The Sunday Telegraph

Hospital visits ‘not possible until next year’

Doctors warn that while coronaviru­s cases have fallen, NHS will not return to normality for months

- By Patrick Sawer

PEOPLE will not be able to visit loved ones in hospital or attend routine outpatient clinics until “well into next year” despite falling numbers of coronaviru­s cases, senior doctors have warned.

The number of people admitted to hospital with Covid-19 has fallen significan­tly since January, with the impact of the lockdown and vaccinatio­n rollout now being translated into fewer patients admitted on to wards and intensive care units.

Latest Government figures show that the total number of patients in hospital suffering from Covid-19 has more than halved, going from 38,839 on Jan 19 to 15,485 on Feb 24.

The figures also show a significan­t drop in the number of Covid patients admitted to hospital on a daily basis, falling from the second wave peak of 4,576 on Jan 12 to 1,117 on Feb 22.

The number of patients on mechanical ventilatio­n has almost halved, from a second wave peak of 4,076, on Jan 22, to 2,047 last Thursday. But the Royal College of Physicians has warned that this easing of pressure on the NHS will not see a return to normality for many months to come.

Prof Andrew Goddard, president of the RCP, told The Sunday Telegraph: “It will be a while before hospitals look like they did before the pandemic.

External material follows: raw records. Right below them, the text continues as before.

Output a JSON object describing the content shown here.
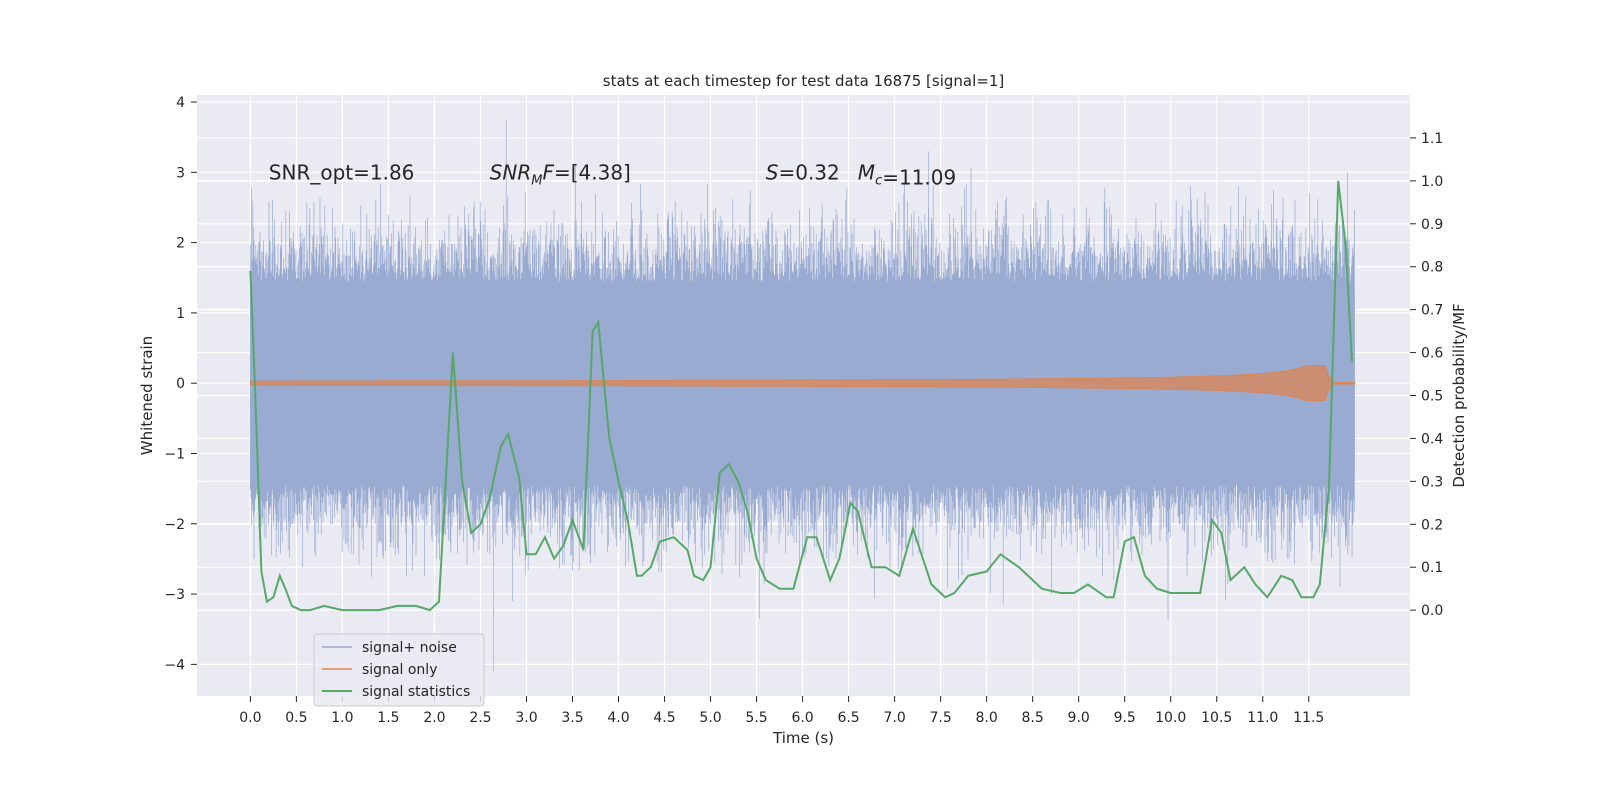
{
  "chart_data": {
    "type": "line",
    "title": "stats at each timestep for test data 16875 [signal=1]",
    "xlabel": "Time (s)",
    "ylabel": "Whitened strain",
    "ylabel_right": "Detection probability/MF",
    "xlim": [
      -0.58,
      12.6
    ],
    "ylim": [
      -4.45,
      4.1
    ],
    "ylim_right": [
      -0.2,
      1.2
    ],
    "x_ticks": [
      0.0,
      0.5,
      1.0,
      1.5,
      2.0,
      2.5,
      3.0,
      3.5,
      4.0,
      4.5,
      5.0,
      5.5,
      6.0,
      6.5,
      7.0,
      7.5,
      8.0,
      8.5,
      9.0,
      9.5,
      10.0,
      10.5,
      11.0,
      11.5
    ],
    "x_tick_labels": [
      "0.0",
      "0.5",
      "1.0",
      "1.5",
      "2.0",
      "2.5",
      "3.0",
      "3.5",
      "4.0",
      "4.5",
      "5.0",
      "5.5",
      "6.0",
      "6.5",
      "7.0",
      "7.5",
      "8.0",
      "8.5",
      "9.0",
      "9.5",
      "10.0",
      "10.5",
      "11.0",
      "11.5"
    ],
    "y_ticks": [
      -4,
      -3,
      -2,
      -1,
      0,
      1,
      2,
      3,
      4
    ],
    "y_tick_labels": [
      "−4",
      "−3",
      "−2",
      "−1",
      "0",
      "1",
      "2",
      "3",
      "4"
    ],
    "y_right_ticks": [
      0.0,
      0.1,
      0.2,
      0.3,
      0.4,
      0.5,
      0.6,
      0.7,
      0.8,
      0.9,
      1.0,
      1.1
    ],
    "y_right_tick_labels": [
      "0.0",
      "0.1",
      "0.2",
      "0.3",
      "0.4",
      "0.5",
      "0.6",
      "0.7",
      "0.8",
      "0.9",
      "1.0",
      "1.1"
    ],
    "grid": true,
    "legend_position": "lower-left",
    "colors": {
      "background": "#eaeaf2",
      "grid": "#ffffff",
      "noise": "#99abd1",
      "signal": "#dd8452",
      "stats": "#55a868",
      "text": "#262626"
    },
    "annotations": [
      {
        "text": "SNR_opt=1.86",
        "x": 0.2,
        "y": 3.0
      },
      {
        "text": "SNR_MF=[4.38]",
        "x": 2.6,
        "y": 3.0,
        "math": "snr_mf",
        "value": "=[4.38]"
      },
      {
        "text": "S=0.32",
        "x": 5.6,
        "y": 3.0,
        "math": "s",
        "value": "=0.32"
      },
      {
        "text": "M_c=11.09",
        "x": 6.6,
        "y": 3.0,
        "math": "mc",
        "value": "=11.09"
      }
    ],
    "series": [
      {
        "name": "signal+ noise",
        "kind": "noise_band",
        "x_range": [
          0.0,
          12.0
        ],
        "core_range": [
          -1.3,
          1.3
        ],
        "peak_range": [
          -4.1,
          3.75
        ],
        "extremes": [
          {
            "x": 2.78,
            "y": 3.75
          },
          {
            "x": 3.53,
            "y": 3.1
          },
          {
            "x": 7.37,
            "y": 3.3
          },
          {
            "x": 11.92,
            "y": 3.0
          },
          {
            "x": 2.64,
            "y": -4.1
          },
          {
            "x": 5.53,
            "y": -3.35
          },
          {
            "x": 9.97,
            "y": -3.37
          },
          {
            "x": 2.85,
            "y": -3.1
          },
          {
            "x": 8.18,
            "y": -3.15
          }
        ]
      },
      {
        "name": "signal only",
        "kind": "chirp",
        "x_range": [
          0.0,
          12.0
        ],
        "merger_x": 11.68,
        "peak_amplitude": 0.25
      },
      {
        "name": "signal statistics",
        "kind": "line",
        "axis": "right",
        "x": [
          0.0,
          0.05,
          0.12,
          0.18,
          0.25,
          0.32,
          0.38,
          0.45,
          0.55,
          0.65,
          0.8,
          1.0,
          1.2,
          1.4,
          1.6,
          1.8,
          1.95,
          2.05,
          2.2,
          2.3,
          2.4,
          2.5,
          2.6,
          2.72,
          2.8,
          2.92,
          3.0,
          3.1,
          3.2,
          3.3,
          3.4,
          3.5,
          3.62,
          3.72,
          3.78,
          3.9,
          4.0,
          4.1,
          4.2,
          4.25,
          4.35,
          4.45,
          4.6,
          4.75,
          4.82,
          4.92,
          5.0,
          5.1,
          5.2,
          5.3,
          5.4,
          5.5,
          5.6,
          5.75,
          5.9,
          6.05,
          6.15,
          6.3,
          6.4,
          6.52,
          6.6,
          6.75,
          6.9,
          7.05,
          7.2,
          7.4,
          7.55,
          7.65,
          7.8,
          8.0,
          8.15,
          8.35,
          8.6,
          8.8,
          8.95,
          9.1,
          9.3,
          9.38,
          9.5,
          9.6,
          9.72,
          9.85,
          10.0,
          10.2,
          10.32,
          10.45,
          10.55,
          10.65,
          10.8,
          10.92,
          11.05,
          11.2,
          11.32,
          11.42,
          11.55,
          11.62,
          11.72,
          11.82,
          11.9,
          11.97
        ],
        "y": [
          0.79,
          0.52,
          0.09,
          0.02,
          0.03,
          0.08,
          0.05,
          0.01,
          0.0,
          0.0,
          0.01,
          0.0,
          0.0,
          0.0,
          0.01,
          0.01,
          0.0,
          0.02,
          0.6,
          0.3,
          0.18,
          0.2,
          0.26,
          0.38,
          0.41,
          0.31,
          0.13,
          0.13,
          0.17,
          0.12,
          0.15,
          0.21,
          0.14,
          0.65,
          0.67,
          0.4,
          0.3,
          0.21,
          0.08,
          0.08,
          0.1,
          0.16,
          0.17,
          0.14,
          0.08,
          0.07,
          0.1,
          0.32,
          0.34,
          0.3,
          0.23,
          0.12,
          0.07,
          0.05,
          0.05,
          0.17,
          0.17,
          0.07,
          0.12,
          0.25,
          0.23,
          0.1,
          0.1,
          0.08,
          0.19,
          0.06,
          0.03,
          0.04,
          0.08,
          0.09,
          0.13,
          0.1,
          0.05,
          0.04,
          0.04,
          0.06,
          0.03,
          0.03,
          0.16,
          0.17,
          0.08,
          0.05,
          0.04,
          0.04,
          0.04,
          0.21,
          0.18,
          0.07,
          0.1,
          0.06,
          0.03,
          0.08,
          0.07,
          0.03,
          0.03,
          0.06,
          0.29,
          1.0,
          0.85,
          0.58
        ]
      }
    ]
  }
}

“Until we know if vaccinatio­n stops transmissi­on of the virus and most of the population has been vaccinated, we will still have to restrict visitors and retain social distancing, doing as much as we can virtually, for at least the rest of the year and beyond.”

He added: “The days of simply walking into a busy hospital outpatient waiting room won’t be back for a long time.

Prof David Oliver, a consultant in South East England with 31 years experience, said “The overall number of people in hospital with Covid has fallen quite dramatical­ly and wards that were converted to all Covid are now being repurposed to non-Covid. But there’s no way that outpatient numbers will return to the volumes of before for quite a while and we will need to continue with remote consultati­ons. And general family visits will only be phased back in very gradually.”

The RCP says that although Covid admissions are falling and hospitals are no longer being overwhelme­d as they were at the height of the UK’s second wave, they continue to feel the pressure of the pandemic. Figures for bed occupancy in England – including Covid and non-Covid patients – are currently as high as they were in December and January, at around 111,000. That is more than the 71,000 Covid and non-Covid beds occupied at the peak of the first wave, last April.

Between last April and December hospitals dealt with 18 million fewer outpatient­s than normal and around 2.7million fewer elective operations.

“We’re still in quite a bad place, but it feels much better than it did a month ago because the pandemic is waning and the impact of the vaccine is being felt among older groups,” said Prof Goddard. Consultant­s have warned that it will take many months to deal with the backlog of elective and planned surgery postponed as a result of the pandemic.

Adding to the problem of the sheer volume of patients on waiting lists for routine surgery, is the fact that many hospital staff have been left physically and emotionall­y drained.

Prof Oliver said: “There’s going to be a lot of catch-up needed in planned surgery work, but you’ve got a lot of staff who are exhausted.

“With many younger doctors especially pretty traumatise­d by what they’ve been through, getting Covid themselves or seeing colleagues die, and feeling betrayed by things like the lack of proper PPE.”